Q5. A staging table is used to: - A) Permanently store production data - B) Load raw data fast, then transform/validate it with SQL into real tables - C) Back up the database - D) Index data

Q6. ETL means: - A) Extract, Transform, Load (transform before loading) - B) Extract, Load, Transform - C) Export, Trim, Load - D) Evaluate, Test, Launch

Q7. ELT (load raw, then transform in SQL) is increasingly favored with: - A) Tiny databases - B) Powerful warehouses (transform in the database) - C) Spreadsheets - D) No databases

Q8. An idempotent load: - A) Can only run once - B) Produces the same result if re-run (safe to retry) - C) Is always slow - D) Skips constraints

Q9. UNLOGGED staging tables load faster because they: - A) Have no columns - B) Skip the WAL (not crash-safe, fine for re-loadable data) - C) Are in memory only - D) Have no indexes ever

Q10. After a big bulk load, you should run: - A) VACUUM FULL always - B) ANALYZE (refresh statistics for the planner) - C) DROP TABLE - D) Nothing

True/False

Q11. A multi-row INSERT is faster than many single-row INSERTs, but COPY is faster still for bulk. (True / False)

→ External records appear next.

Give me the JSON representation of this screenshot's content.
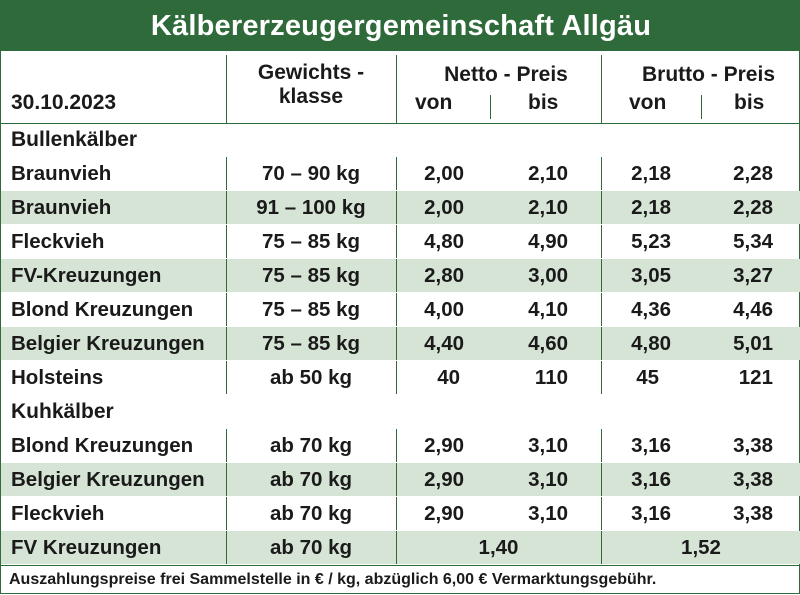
{
  "title": "Kälbererzeugergemeinschaft Allgäu",
  "header": {
    "date": "30.10.2023",
    "gewichtsklasse_line1": "Gewichts -",
    "gewichtsklasse_line2": "klasse",
    "netto_label": "Netto - Preis",
    "brutto_label": "Brutto - Preis",
    "von": "von",
    "bis": "bis"
  },
  "sections": [
    {
      "name": "Bullenkälber",
      "rows": [
        {
          "name": "Braunvieh",
          "klasse": "70 – 90 kg",
          "netto_von": "2,00",
          "netto_bis": "2,10",
          "brutto_von": "2,18",
          "brutto_bis": "2,28"
        },
        {
          "name": "Braunvieh",
          "klasse": "91 – 100 kg",
          "netto_von": "2,00",
          "netto_bis": "2,10",
          "brutto_von": "2,18",
          "brutto_bis": "2,28"
        },
        {
          "name": "Fleckvieh",
          "klasse": "75 – 85 kg",
          "netto_von": "4,80",
          "netto_bis": "4,90",
          "brutto_von": "5,23",
          "brutto_bis": "5,34"
        },
        {
          "name": "FV-Kreuzungen",
          "klasse": "75 – 85 kg",
          "netto_von": "2,80",
          "netto_bis": "3,00",
          "brutto_von": "3,05",
          "brutto_bis": "3,27"
        },
        {
          "name": "Blond Kreuzungen",
          "klasse": "75 – 85 kg",
          "netto_von": "4,00",
          "netto_bis": "4,10",
          "brutto_von": "4,36",
          "brutto_bis": "4,46"
        },
        {
          "name": "Belgier Kreuzungen",
          "klasse": "75 – 85 kg",
          "netto_von": "4,40",
          "netto_bis": "4,60",
          "brutto_von": "4,80",
          "brutto_bis": "5,01"
        },
        {
          "name": "Holsteins",
          "klasse": "ab 50 kg",
          "netto_von": "40",
          "netto_bis": "110",
          "brutto_von": "45",
          "brutto_bis": "121"
        }
      ]
    },
    {
      "name": "Kuhkälber",
      "rows": [
        {
          "name": "Blond Kreuzungen",
          "klasse": "ab 70 kg",
          "netto_von": "2,90",
          "netto_bis": "3,10",
          "brutto_von": "3,16",
          "brutto_bis": "3,38"
        },
        {
          "name": "Belgier Kreuzungen",
          "klasse": "ab 70 kg",
          "netto_von": "2,90",
          "netto_bis": "3,10",
          "brutto_von": "3,16",
          "brutto_bis": "3,38"
        },
        {
          "name": "Fleckvieh",
          "klasse": "ab 70 kg",
          "netto_von": "2,90",
          "netto_bis": "3,10",
          "brutto_von": "3,16",
          "brutto_bis": "3,38"
        },
        {
          "name": "FV Kreuzungen",
          "klasse": "ab 70 kg",
          "netto_merged": "1,40",
          "brutto_merged": "1,52"
        }
      ]
    }
  ],
  "footer": "Auszahlungspreise frei Sammelstelle in € / kg, abzüglich 6,00 € Vermarktungsgebühr.",
  "colors": {
    "brand_green": "#2f6b3a",
    "stripe": "#d6e4d6"
  }
}
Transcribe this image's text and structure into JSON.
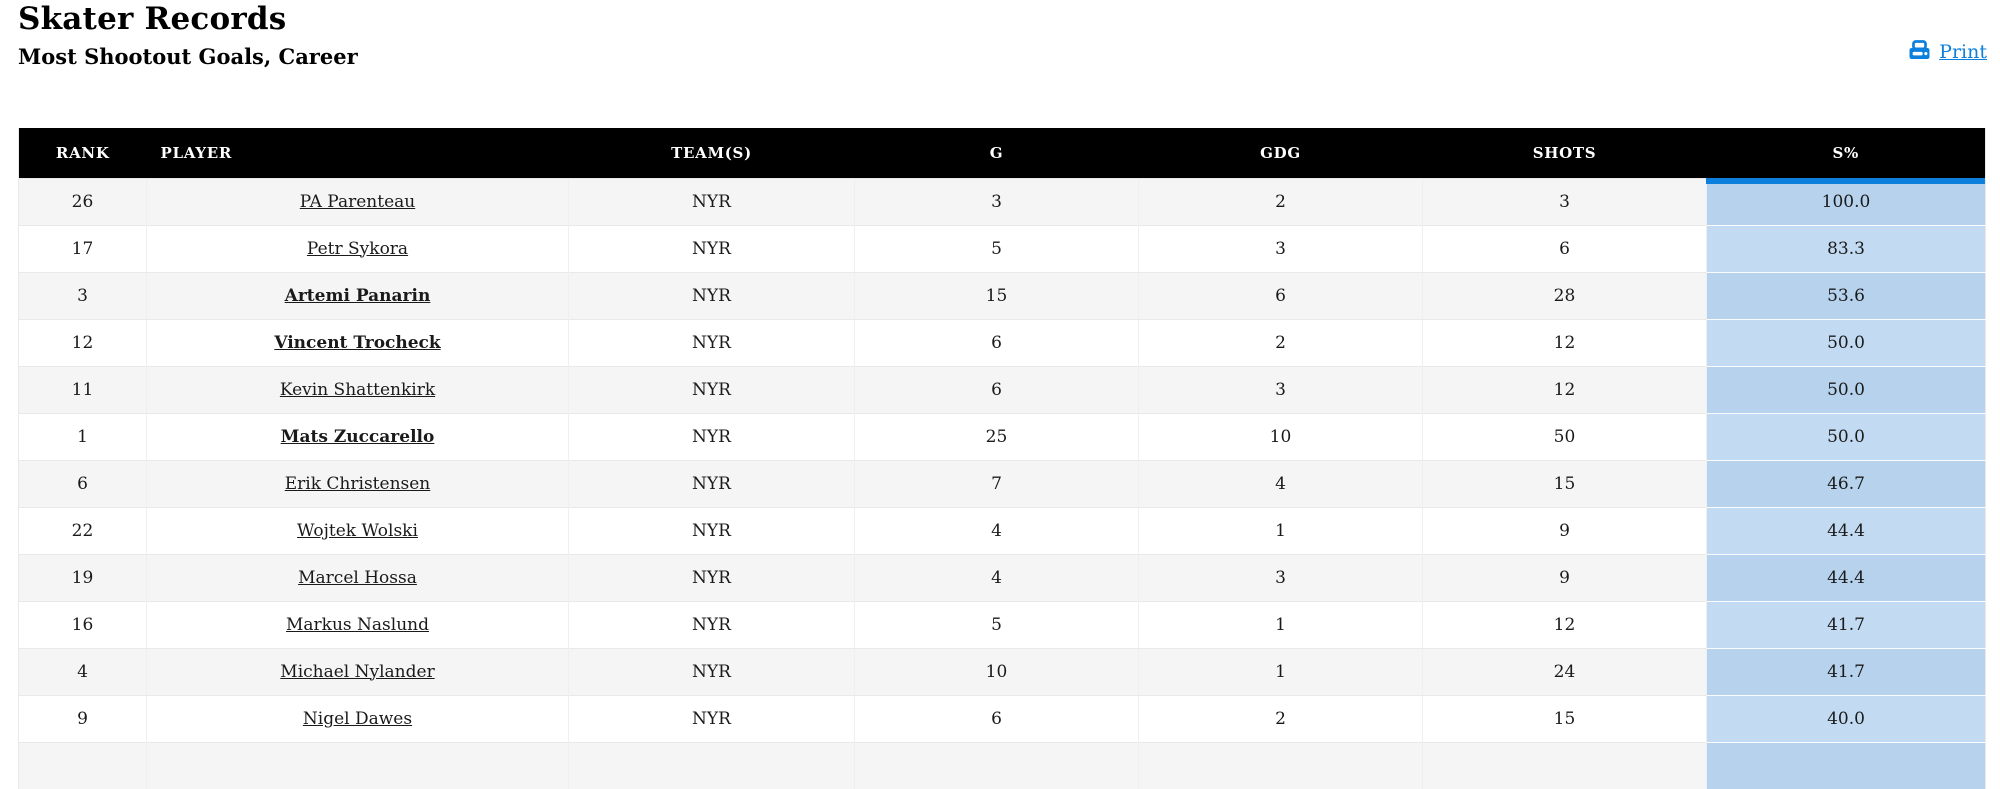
{
  "page": {
    "title": "Skater Records",
    "subtitle": "Most Shootout Goals, Career",
    "print_label": "Print"
  },
  "colors": {
    "accent_blue": "#0d80dd",
    "header_bg": "#000000",
    "header_text": "#ffffff",
    "row_stripe": "#f5f5f5",
    "sorted_cell_odd_row": "#b6d2ec",
    "sorted_cell_even_row": "#c2dbf2"
  },
  "table": {
    "columns": [
      {
        "key": "rank",
        "label": "RANK"
      },
      {
        "key": "player",
        "label": "PLAYER"
      },
      {
        "key": "team",
        "label": "TEAM(S)"
      },
      {
        "key": "g",
        "label": "G"
      },
      {
        "key": "gdg",
        "label": "GDG"
      },
      {
        "key": "shots",
        "label": "SHOTS"
      },
      {
        "key": "s_pct",
        "label": "S%"
      }
    ],
    "sorted_column": "S%",
    "rows": [
      {
        "rank": "26",
        "player": "PA Parenteau",
        "bold": false,
        "team": "NYR",
        "g": "3",
        "gdg": "2",
        "shots": "3",
        "s_pct": "100.0"
      },
      {
        "rank": "17",
        "player": "Petr Sykora",
        "bold": false,
        "team": "NYR",
        "g": "5",
        "gdg": "3",
        "shots": "6",
        "s_pct": "83.3"
      },
      {
        "rank": "3",
        "player": "Artemi Panarin",
        "bold": true,
        "team": "NYR",
        "g": "15",
        "gdg": "6",
        "shots": "28",
        "s_pct": "53.6"
      },
      {
        "rank": "12",
        "player": "Vincent Trocheck",
        "bold": true,
        "team": "NYR",
        "g": "6",
        "gdg": "2",
        "shots": "12",
        "s_pct": "50.0"
      },
      {
        "rank": "11",
        "player": "Kevin Shattenkirk",
        "bold": false,
        "team": "NYR",
        "g": "6",
        "gdg": "3",
        "shots": "12",
        "s_pct": "50.0"
      },
      {
        "rank": "1",
        "player": "Mats Zuccarello",
        "bold": true,
        "team": "NYR",
        "g": "25",
        "gdg": "10",
        "shots": "50",
        "s_pct": "50.0"
      },
      {
        "rank": "6",
        "player": "Erik Christensen",
        "bold": false,
        "team": "NYR",
        "g": "7",
        "gdg": "4",
        "shots": "15",
        "s_pct": "46.7"
      },
      {
        "rank": "22",
        "player": "Wojtek Wolski",
        "bold": false,
        "team": "NYR",
        "g": "4",
        "gdg": "1",
        "shots": "9",
        "s_pct": "44.4"
      },
      {
        "rank": "19",
        "player": "Marcel Hossa",
        "bold": false,
        "team": "NYR",
        "g": "4",
        "gdg": "3",
        "shots": "9",
        "s_pct": "44.4"
      },
      {
        "rank": "16",
        "player": "Markus Naslund",
        "bold": false,
        "team": "NYR",
        "g": "5",
        "gdg": "1",
        "shots": "12",
        "s_pct": "41.7"
      },
      {
        "rank": "4",
        "player": "Michael Nylander",
        "bold": false,
        "team": "NYR",
        "g": "10",
        "gdg": "1",
        "shots": "24",
        "s_pct": "41.7"
      },
      {
        "rank": "9",
        "player": "Nigel Dawes",
        "bold": false,
        "team": "NYR",
        "g": "6",
        "gdg": "2",
        "shots": "15",
        "s_pct": "40.0"
      }
    ],
    "partial_row_visible": true
  }
}
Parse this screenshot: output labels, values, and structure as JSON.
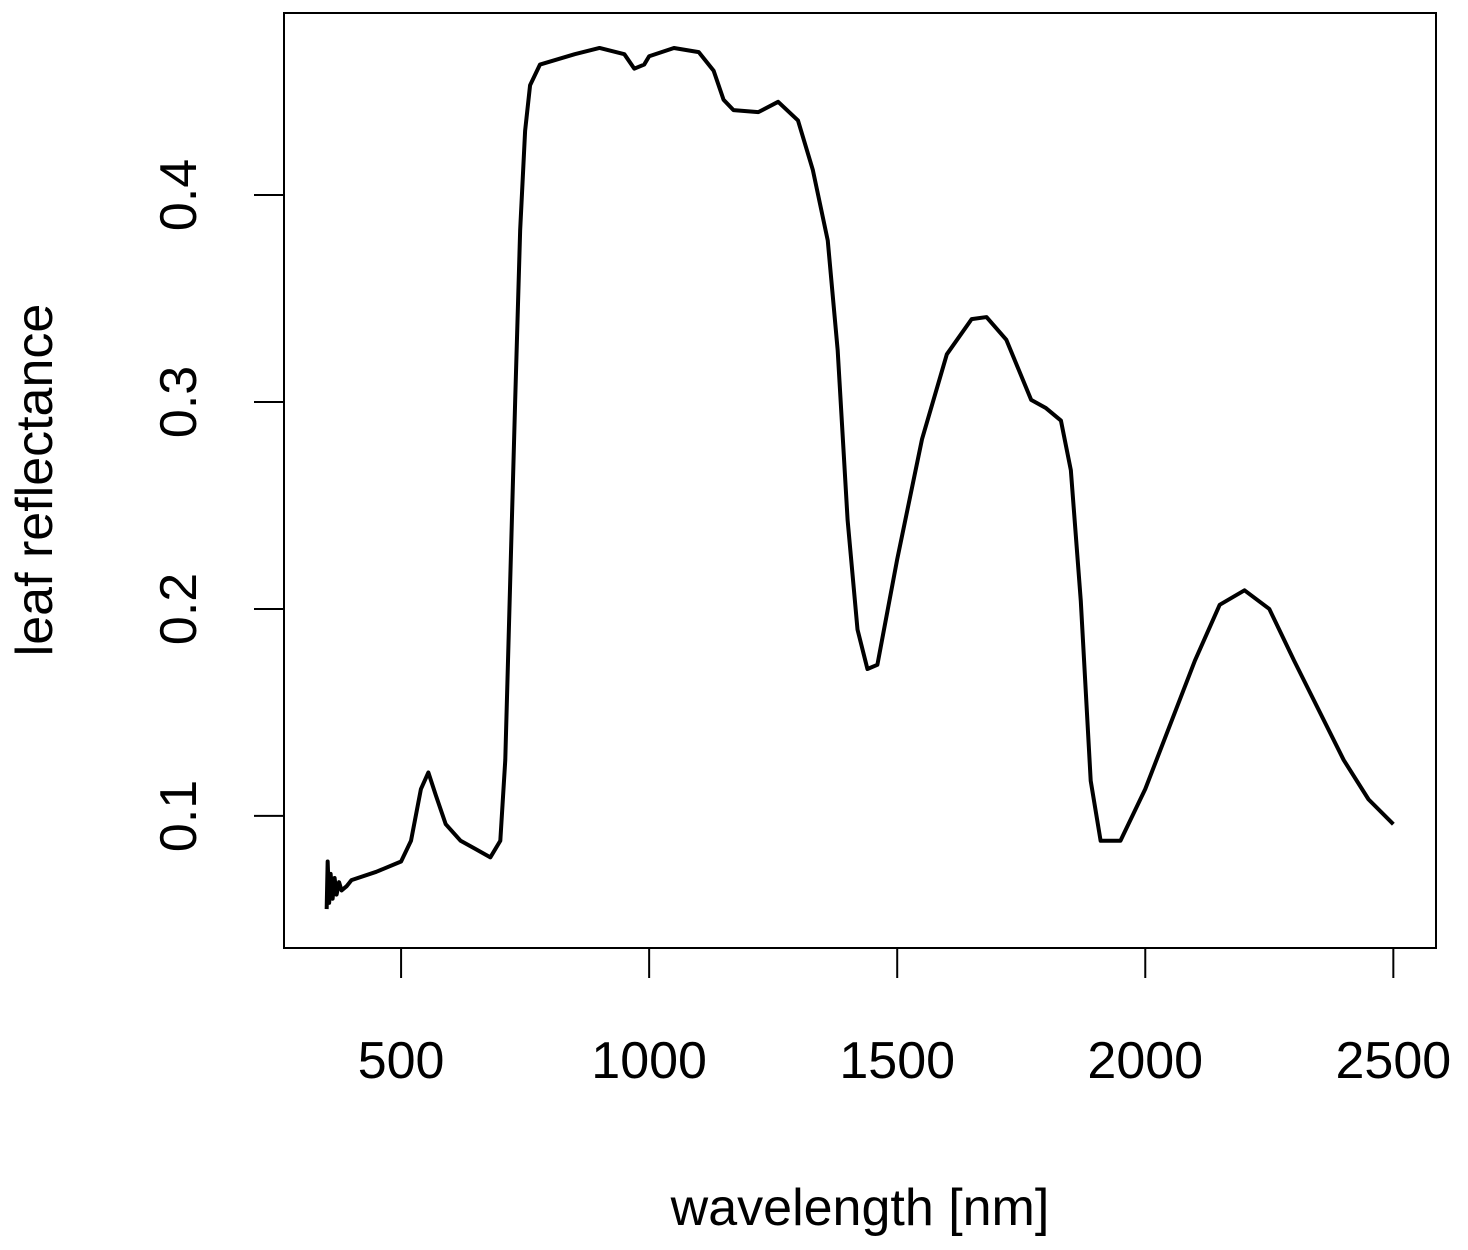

Q12. Loading raw, unvalidated data directly into constrained production tables is the recommended approach. (True / False)

Short answer

Q13. You must import a 5-million-row CSV from your laptop into a constrained products table that needs type conversion and category-name→id lookup. Outline the fast, safe approach.

---

Answer key

Q1 — B. COPY — orders of magnitude faster than insert loops.

Q2 — B. Server-side file (needs file privileges).

Q3 — B. \copy streams a client-side file via psql.

Q4 — B. single → multi-row → batched → COPY.

Q5 — B. Load raw fast, then transform with SQL into real tables.

Q6 — A. Extract, Transform, Load (transform first).

Q7 — B. Powerful warehouses make in-database (ELT) transformation attractive.

Q8 — B. Re-running yields the same result — safe for retries.

Q9 — B. Skip the WAL (faster, not crash-safe) — fine for re-loadable staging data.

Q10 — B. ANALYZE so the optimizer plans well on the new data.

Q11 — True. Multi-row beats single-row; COPY beats both for bulk.

Q12 — False. Stage raw data, validate/transform, then load into constrained tables.

Q13. Use \copy (client file) to bulk-load the 5M rows into a loose staging table (text columns, optionally UNLOGGED) — fast, no constraint checks. Then transform with SQL: INSERT INTO products (...) SELECT ...::numeric, ... JOIN categories ON name → id, WHERE <valid rows> ON CONFLICT (sku) DO UPDATE ... to cast types, resolve the category id, skip/quarantine bad rows, and upsert (idempotent). Finally ANALYZE (and drop the staging table). This separates fast loading from correct transformation and is safe to re-run.

Scoring: 10–12 you can move data at scale; 7–9 review COPY vs \copy and staging; below 7, do Exercises A–C.